AirAsia X Berhad (AAX) has entered 2024 on a high note. The long-haul low-cost carrier has reported impressive financial results for the first quarter (Q1) ending March 31, 2024.
Overall, the airline has shown a robust growth trajectory which has continued across the opening quarter of the year.
Revenue and Passenger Demand
AAX’s revenue climbed 66% year-over-year (YoY) to RM908.9 million in Q1, fueled by a 90% YoY surge in passengers carried (959,623). This growth reflects a strategic capacity increase, with available seats reaching 1,155,788.
Capitalizing on key festive seasons and school holidays, AAX achieved a solid Passenger Load Factor (PLF) of 83%, a 3% YoY improvement.
Routes to China, India, and Japan boasted the highest PLFs, exceeding 90%. Additionally, AAX’s Available Seat Kilometers (ASK) witnessed a 74% YoY jump, aligning perfectly with robust market demand.
Revenue Streams Diversify
Q1 saw ancillary revenue per passenger soar to a record-breaking RM251, reflecting a 3% YoY growth.
This achievement is attributed to innovative product offerings tailored for specific markets, enhanced personalization features, and a streamlined booking flow.
AAX further boosted this segment by collaborating with SANTAN to introduce popular food and beverage (F&B) options.
Profitability
AAX delivered a net profit of RM80.1 million in Q1, boasting an impressive profit margin exceeding 8% of revenue.
The airline’s Cost per Available Seat Kilometer (CASK) remained the industry leader at 13.93 sen/US¢2.95, demonstrating exceptional cost efficiency.
This represents an 11% reduction compared to the previous quarter, primarily driven by lower operating expenses, including a decline in jet fuel prices, and a strategic increase in ASK capacity.

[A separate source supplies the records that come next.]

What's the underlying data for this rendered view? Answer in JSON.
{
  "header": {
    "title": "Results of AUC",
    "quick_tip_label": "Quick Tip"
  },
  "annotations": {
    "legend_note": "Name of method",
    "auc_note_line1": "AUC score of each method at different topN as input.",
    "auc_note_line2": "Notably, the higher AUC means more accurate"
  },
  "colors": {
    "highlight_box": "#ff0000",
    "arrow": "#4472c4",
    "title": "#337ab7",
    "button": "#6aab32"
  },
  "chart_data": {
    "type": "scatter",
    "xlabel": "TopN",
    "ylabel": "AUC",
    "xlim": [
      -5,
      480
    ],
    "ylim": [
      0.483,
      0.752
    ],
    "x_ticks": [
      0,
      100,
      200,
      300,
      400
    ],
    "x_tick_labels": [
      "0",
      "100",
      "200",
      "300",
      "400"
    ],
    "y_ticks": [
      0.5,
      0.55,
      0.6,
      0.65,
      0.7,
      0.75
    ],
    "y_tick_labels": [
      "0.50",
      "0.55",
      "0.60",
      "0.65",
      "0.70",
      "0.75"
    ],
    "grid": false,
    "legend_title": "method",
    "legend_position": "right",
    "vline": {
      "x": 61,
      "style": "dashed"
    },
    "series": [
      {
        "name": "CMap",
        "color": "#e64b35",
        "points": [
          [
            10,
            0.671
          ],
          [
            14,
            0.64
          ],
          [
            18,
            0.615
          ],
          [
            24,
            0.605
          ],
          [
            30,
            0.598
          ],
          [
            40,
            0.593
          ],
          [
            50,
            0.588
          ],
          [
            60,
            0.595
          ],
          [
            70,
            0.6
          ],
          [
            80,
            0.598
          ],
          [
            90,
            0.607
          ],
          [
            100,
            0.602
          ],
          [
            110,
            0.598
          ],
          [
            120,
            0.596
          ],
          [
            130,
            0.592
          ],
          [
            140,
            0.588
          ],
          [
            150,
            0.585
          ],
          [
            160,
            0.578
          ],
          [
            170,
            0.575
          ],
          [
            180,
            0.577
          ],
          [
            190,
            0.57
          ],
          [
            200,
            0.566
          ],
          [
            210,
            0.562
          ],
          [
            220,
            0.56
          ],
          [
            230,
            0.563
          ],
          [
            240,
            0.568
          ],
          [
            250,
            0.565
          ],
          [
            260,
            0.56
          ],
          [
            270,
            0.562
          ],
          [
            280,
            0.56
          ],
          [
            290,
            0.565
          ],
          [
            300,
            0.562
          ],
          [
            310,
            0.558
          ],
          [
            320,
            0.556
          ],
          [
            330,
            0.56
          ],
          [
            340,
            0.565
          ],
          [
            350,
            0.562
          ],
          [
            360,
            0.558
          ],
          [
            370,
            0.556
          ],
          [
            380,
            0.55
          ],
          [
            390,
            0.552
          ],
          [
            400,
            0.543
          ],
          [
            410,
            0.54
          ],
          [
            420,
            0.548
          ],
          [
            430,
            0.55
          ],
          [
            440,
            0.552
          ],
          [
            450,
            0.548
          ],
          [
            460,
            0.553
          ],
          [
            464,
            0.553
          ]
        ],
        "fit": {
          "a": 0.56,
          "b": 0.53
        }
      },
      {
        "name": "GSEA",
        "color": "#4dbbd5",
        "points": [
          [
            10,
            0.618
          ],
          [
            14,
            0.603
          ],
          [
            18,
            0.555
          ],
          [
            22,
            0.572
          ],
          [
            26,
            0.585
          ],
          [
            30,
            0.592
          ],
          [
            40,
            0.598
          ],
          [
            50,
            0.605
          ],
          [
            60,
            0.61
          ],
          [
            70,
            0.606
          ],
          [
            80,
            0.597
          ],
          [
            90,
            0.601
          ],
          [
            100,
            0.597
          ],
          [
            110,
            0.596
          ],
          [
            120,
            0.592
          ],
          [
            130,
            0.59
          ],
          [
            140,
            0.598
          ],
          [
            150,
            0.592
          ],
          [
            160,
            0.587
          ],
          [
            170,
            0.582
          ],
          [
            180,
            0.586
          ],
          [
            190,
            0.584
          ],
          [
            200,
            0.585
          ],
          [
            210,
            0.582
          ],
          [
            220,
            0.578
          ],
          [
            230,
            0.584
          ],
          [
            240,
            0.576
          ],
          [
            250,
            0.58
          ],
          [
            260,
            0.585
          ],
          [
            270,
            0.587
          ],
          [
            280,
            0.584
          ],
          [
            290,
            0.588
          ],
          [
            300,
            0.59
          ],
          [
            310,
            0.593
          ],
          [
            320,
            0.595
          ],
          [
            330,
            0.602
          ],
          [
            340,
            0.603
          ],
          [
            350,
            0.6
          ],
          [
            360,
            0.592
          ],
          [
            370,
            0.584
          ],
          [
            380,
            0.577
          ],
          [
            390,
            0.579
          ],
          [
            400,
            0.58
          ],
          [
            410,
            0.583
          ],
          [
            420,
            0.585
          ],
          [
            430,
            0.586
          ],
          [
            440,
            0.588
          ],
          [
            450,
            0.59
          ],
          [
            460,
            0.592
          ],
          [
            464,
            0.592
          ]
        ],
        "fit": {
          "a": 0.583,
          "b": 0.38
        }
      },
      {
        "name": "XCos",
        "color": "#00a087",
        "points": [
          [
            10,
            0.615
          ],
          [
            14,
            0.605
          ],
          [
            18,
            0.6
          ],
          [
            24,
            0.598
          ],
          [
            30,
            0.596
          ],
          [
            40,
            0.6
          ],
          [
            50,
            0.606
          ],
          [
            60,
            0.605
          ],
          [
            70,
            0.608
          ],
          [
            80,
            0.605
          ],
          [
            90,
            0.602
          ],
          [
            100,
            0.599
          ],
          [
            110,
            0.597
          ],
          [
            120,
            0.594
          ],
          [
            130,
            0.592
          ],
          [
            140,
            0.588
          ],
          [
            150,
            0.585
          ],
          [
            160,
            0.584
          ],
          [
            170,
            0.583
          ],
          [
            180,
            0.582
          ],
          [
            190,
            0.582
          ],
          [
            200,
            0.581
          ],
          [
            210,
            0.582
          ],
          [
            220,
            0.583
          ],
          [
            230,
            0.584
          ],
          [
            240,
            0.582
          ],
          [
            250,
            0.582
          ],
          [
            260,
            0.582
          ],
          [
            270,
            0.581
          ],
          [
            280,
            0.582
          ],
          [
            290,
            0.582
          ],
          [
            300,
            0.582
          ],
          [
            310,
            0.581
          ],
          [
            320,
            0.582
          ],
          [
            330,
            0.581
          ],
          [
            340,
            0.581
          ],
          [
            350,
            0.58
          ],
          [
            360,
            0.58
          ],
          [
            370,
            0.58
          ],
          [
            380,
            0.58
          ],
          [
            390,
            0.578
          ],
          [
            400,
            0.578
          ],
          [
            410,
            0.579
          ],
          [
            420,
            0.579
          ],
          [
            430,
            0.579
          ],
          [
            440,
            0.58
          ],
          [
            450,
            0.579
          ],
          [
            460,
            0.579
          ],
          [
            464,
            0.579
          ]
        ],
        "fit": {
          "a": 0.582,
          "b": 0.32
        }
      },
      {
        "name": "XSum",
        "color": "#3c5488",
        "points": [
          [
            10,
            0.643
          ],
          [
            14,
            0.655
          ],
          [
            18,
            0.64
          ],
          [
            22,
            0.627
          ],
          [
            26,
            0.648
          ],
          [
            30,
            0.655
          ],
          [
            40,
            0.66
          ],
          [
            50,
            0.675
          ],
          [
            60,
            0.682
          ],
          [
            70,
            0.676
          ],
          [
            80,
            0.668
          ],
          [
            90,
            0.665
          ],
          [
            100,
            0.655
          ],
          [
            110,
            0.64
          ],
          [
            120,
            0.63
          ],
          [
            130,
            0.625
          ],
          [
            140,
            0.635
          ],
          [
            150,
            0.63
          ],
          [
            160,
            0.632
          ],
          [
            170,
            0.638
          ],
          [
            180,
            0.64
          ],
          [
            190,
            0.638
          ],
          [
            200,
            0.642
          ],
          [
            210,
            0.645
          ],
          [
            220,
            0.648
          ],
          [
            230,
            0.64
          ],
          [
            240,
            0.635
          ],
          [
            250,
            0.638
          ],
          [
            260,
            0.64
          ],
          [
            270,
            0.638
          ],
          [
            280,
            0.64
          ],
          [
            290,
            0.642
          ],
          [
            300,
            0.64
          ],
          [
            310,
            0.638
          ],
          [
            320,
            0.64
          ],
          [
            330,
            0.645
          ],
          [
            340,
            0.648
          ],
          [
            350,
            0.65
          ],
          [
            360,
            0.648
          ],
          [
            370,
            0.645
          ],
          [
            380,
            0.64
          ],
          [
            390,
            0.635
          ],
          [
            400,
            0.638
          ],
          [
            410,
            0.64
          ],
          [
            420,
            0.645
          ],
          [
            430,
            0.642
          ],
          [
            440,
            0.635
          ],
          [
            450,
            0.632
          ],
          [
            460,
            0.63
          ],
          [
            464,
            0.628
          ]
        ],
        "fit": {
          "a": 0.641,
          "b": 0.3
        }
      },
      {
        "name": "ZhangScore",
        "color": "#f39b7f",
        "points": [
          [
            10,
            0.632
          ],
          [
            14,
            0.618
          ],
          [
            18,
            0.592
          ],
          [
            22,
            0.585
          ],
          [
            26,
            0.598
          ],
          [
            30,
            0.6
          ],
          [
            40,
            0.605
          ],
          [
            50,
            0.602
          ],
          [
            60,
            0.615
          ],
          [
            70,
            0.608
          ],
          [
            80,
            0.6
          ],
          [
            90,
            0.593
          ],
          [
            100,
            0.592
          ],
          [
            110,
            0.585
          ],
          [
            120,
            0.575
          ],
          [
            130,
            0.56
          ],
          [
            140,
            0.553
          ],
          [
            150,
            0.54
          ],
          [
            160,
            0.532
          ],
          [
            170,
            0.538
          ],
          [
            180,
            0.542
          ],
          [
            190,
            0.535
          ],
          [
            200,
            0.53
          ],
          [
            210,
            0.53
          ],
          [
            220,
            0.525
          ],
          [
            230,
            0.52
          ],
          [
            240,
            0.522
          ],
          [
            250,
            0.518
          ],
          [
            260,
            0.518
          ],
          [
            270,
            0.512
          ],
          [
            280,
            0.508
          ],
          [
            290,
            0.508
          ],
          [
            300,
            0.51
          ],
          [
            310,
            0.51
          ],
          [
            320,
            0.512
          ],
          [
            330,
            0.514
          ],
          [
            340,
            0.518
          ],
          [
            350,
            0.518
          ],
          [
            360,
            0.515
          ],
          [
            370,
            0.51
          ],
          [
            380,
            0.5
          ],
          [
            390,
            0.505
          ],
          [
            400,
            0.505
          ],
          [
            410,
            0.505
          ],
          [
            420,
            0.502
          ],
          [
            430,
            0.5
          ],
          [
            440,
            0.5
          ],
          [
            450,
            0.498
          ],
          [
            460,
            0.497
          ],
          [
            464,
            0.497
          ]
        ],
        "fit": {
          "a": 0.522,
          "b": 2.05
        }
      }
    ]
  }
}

Network Expansion Strengthens Position
Committed to regaining market leadership, AAX strategically increased flight frequencies to popular Chinese destinations like Chengdu, Beijing, and Shanghai.
Additionally, the airline ramped up services to the leisure hotspot of Bali, Indonesia. Overall, AAX delivered an impressive 85% YoY increase in the number of stages flown (3,184), averaging 135 weekly flights in Q1.
AirAsia X Thailand Takes Off
AirAsia X Thailand (TAAX) also reported strong performance. Revenue surged 52% YoY to RM543.4 million, while a foreign exchange loss of RM55.8 million impacted net profit, resulting in RM46.4 million.
However, at a normalized level, TAAX would have posted a net profit of RM102.2 million, reflecting an 11% YoY increase. Operationally, TAAX witnessed a 51% YoY rise in passengers carried (437,764), leading to a robust PLF of 89%, up 1% YoY.
Demonstrating healthy market demand, TAAX’s seat capacity and ASK capacity surged by 49% and 37% YoY, respectively.
Fleet Optimization and Future Growth
AAX maintains its 18-strong A330 fleet, with 16 currently operational. TAAX reactivated an additional aircraft during the quarter, bringing its operational fleet to six out of seven total A330s.
AirAsia X CEO Benyamin Ismail anticipates the remaining two aircraft to rejoin the operational fleet by July and November 2024. Additionally, the company is actively securing future fleet requirements to support growth ambitions.
Ismail expressed optimism about the recently announced extension of China’s visa-exemption policy until 2025.
He highlighted the strong PLFs in China (around mid-90s) since route relaunch and the success of the new Almaty route in Central Asia, consistently exceeding 90% PLF.
Looking ahead, Ismail emphasized the significance of the Airbus A321XLR aircraft on order. This aircraft, with its extended range and lower operating costs compared to the current fleet, unlocks exciting growth opportunities.
Its reduced capacity allows for more network flexibility and exploration of secondary routes. Ultimately, the A321XLR is expected to lower the break-even point, further enhancing profitability.
Fly-Thru Connectivity and Strategic Alliance
AAX reported a 22% Fly-Thru connectivity rate, led by Australia and India, demonstrating increasingly encouraging synergies with the broader AirAsia Group.
This paves the way for the company’s ambitious growth plans, including the ongoing discussions with Capital A Berhad for a potential acquisition of Capital A’s aviation business.
This proposed merger would create a powerful global low-cost network carrier group under the “AirAsia” brand.
The combined entity would benefit from significant synergies through centralized decision-making and a coordinated network strategy.
Furthermore, the acquisition would grant AAX access to Capital A’s order book of over 400 new aircraft deliveries.
This access is crucial in the current climate of limited growth opportunities due to supply chain constraints impacting aircraft deliveries.
While acknowledging the traditionally softer travel period in the coming quarters, AAX remains confident. The company is encouraged by recent fare trends and a strong cost structure.
AAX plans to optimize aircraft utilization to maintain top-tier efficiency throughout this period.